Friday, June 19, 2015

Islam’s War on Art

Islam is generally understood to prohibit the creation of images: representational art in the forms of drawings, paintings, sketches, or sculpture. For this reason, much Muslim art is nonrepresentational: the generation of abstract patterns in calligraphy and architectural ornamentation are examples.

Outside the mainstream of Islamic thought, there are some groups of Muslims who permit the making and displaying of pictures. These marginal factions, however, are few in number and consistently persecuted by majority groups within Islam.

For this reason, art historians consistently report that the vast majority of Islamic artworks are nonrepresentational, especially in the Muslim cultures of northeastern Africa and southwestern Asia. Of the representational pieces created over the centuries, few survive. Those which do survive often do so in hiding, or in non-Muslim nations.

The main source for the prohibition of images is the text of the Hadith, the collected sayings of the prophet Muhammad. Historians Sarah Eekhoff Zylstra and Gordon Govier report:

In 2001 in Kabul, Afghanistan, the Taliban destroyed thousands of artifacts that resembled humans or animals. But museum employees hid statues in obscure storerooms and kept the fragments of pieces smashed by the Taliban. In recent years, 300 have been restored.

The proscription of images centers of God, extending to Muhammad, then to Muhammad’s family and officers, then to humans generally, next to animals, and finally to plants and inanimate objects. While the Sunni are more stringent in the opposition to representational art than the Shia, in practice, any imagery or portraiture is extremely rare in both groups.

It is in fact, relatively easy to find examples of Muslim clerics who have approved the concept of representation art, even up to and including portraits of human beings. It is also easy to find examples of individual Muslim artists who made such artwork, and patrons who’ve funded or bought them. But numerically, these are exceptions. Historically, they are outliers. Geographically, they tend to be found outside historically Islamic nations.

Several early Islamic rulers approved of coinage bearing human images. Some later rulers had their palaces decorated with sculpture and paintings. In the twentieth century, two films were made by Muslim cinematographers the about prophet Muhammad. But the coins were melted down, the paintings and sculptures removed, and the films banned.

Although these exceptions exist, the overriding trend within Islam is against art. As the researchers at the David Collection, an art museum in Copenhagen, write:

The non-figurative character of religious decoration has remained a fundamental principle throughout the history of Islam. At no point have images found their way into the interiors of mosques; as far as we know, no Muslim artist has endeavored to depict God; the Koran has never been illustrated; and depictions of the Prophet Muhammad are rare. With the reform of coinage carried out by the caliph Abd al-Malik in 696, even the portraits of rulers were removed from Islamic coins and replaced by calligraphic decoration.
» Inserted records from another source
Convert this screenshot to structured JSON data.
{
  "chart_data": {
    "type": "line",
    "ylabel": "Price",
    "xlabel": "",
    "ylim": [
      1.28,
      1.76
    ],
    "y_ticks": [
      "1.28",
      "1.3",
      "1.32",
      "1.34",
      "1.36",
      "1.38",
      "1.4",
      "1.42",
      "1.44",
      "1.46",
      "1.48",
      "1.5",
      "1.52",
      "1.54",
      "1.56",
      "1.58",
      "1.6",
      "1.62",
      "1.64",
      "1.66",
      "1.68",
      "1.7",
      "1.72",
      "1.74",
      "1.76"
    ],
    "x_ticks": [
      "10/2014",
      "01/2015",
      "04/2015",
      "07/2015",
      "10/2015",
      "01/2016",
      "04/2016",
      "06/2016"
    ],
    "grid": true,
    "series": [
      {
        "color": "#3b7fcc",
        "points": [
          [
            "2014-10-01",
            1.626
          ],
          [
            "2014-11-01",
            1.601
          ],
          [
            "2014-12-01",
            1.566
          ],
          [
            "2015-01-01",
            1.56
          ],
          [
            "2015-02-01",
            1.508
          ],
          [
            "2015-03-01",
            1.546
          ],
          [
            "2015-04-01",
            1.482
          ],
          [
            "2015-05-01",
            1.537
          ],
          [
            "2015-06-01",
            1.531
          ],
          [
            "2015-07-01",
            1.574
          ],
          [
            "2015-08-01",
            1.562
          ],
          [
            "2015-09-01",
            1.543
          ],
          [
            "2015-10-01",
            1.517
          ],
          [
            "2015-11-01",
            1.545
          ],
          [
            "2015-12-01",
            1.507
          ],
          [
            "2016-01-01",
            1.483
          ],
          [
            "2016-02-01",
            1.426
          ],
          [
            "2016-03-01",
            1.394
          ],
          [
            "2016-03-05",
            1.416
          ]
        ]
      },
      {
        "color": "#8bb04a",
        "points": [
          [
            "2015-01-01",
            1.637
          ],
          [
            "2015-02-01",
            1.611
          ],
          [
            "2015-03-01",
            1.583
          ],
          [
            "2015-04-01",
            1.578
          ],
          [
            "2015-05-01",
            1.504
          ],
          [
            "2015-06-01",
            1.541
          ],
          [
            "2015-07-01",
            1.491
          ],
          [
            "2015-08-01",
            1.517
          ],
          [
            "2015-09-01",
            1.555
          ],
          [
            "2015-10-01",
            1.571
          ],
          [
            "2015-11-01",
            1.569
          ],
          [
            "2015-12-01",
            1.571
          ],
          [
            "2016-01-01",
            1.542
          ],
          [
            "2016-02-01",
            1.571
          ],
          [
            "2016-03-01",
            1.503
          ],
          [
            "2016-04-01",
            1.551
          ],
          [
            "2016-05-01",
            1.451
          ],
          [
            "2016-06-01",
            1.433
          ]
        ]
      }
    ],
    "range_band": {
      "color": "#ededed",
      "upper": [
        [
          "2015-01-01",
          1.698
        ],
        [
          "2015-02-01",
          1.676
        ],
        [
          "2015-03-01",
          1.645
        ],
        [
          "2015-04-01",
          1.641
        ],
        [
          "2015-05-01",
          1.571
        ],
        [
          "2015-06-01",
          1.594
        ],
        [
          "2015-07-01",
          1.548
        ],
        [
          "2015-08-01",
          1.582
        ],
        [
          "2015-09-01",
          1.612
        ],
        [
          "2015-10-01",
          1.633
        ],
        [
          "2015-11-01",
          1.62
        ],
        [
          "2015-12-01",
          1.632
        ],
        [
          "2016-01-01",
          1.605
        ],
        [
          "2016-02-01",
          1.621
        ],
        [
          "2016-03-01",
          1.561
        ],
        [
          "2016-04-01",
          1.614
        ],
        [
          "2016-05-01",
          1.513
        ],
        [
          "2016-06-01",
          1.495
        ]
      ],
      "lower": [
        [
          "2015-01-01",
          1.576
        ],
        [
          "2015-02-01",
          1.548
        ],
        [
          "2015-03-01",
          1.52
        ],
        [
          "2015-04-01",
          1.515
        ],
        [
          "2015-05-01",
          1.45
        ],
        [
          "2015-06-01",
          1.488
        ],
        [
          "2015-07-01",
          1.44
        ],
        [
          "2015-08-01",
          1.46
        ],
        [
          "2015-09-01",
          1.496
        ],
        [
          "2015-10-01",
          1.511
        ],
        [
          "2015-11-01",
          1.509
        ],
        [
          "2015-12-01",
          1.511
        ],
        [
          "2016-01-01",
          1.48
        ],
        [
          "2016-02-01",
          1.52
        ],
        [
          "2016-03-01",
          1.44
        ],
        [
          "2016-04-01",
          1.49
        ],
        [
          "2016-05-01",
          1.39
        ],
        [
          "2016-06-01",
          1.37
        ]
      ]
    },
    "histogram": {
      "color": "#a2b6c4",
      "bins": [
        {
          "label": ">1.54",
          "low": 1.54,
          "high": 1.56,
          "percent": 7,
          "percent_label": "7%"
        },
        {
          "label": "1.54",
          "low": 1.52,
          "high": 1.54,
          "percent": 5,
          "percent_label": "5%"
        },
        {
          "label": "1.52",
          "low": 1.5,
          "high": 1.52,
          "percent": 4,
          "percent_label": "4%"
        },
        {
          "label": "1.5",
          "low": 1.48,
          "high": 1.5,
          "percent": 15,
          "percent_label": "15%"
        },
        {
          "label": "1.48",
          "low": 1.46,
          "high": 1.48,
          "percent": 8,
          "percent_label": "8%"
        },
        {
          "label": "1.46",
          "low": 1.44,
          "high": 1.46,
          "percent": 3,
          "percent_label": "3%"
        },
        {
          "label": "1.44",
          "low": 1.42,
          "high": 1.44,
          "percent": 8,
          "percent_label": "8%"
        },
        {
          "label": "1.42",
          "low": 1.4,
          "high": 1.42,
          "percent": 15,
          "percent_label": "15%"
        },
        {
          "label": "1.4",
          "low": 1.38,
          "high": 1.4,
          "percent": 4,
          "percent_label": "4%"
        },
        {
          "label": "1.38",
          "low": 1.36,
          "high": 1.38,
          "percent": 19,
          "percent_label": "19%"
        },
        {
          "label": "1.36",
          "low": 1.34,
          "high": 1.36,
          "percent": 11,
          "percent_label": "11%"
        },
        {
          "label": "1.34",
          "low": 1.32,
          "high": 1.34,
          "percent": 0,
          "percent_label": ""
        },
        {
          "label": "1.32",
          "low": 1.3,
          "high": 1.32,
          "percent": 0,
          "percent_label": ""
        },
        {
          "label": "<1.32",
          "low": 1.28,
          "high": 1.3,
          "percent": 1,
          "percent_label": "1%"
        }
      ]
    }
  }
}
What do art historians and museum curators do when faced with Islamic attacks on art? The terrorist group known as the “Islamic State” has destroyed artworks, both in museums and elsewhere.

Brave preservationists have accomplished heroic feats, preserving some pieces of art from Muslim attacks. Sarah Eekhoff Zylstra and Gordon Govier write:

“The unsung heroes in these situations are people like librarians or museum directors who do their best to hide things in advance of trouble or as trouble arrives,” Stewart said. One of his colleagues smuggled thousands of manuscripts out of Qaraqosh, Iraq’s “Christian capital,” in advance of ISIS last summer.

The “Islamic State” group seeks to destroy the artistic, historical, anthropological dimensions of culture and civilization. Their efforts are designed to impoverish the human race in every sense possible - intellectually and economically.

Historians and curators around the world are eager to lend assistance in any way possible to those who are trying to preserve bits of art and history inside the Islamic world.

Still, the loss is enormous. “Our understanding of the past is made up of little specks we find and put together,” said Hershel Shanks.

Shanks, who edits an archeological periodical, assess the losses, the pieces which have been totally destroyed: “Much of what we don’t know is gone. It’s heartbreaking.”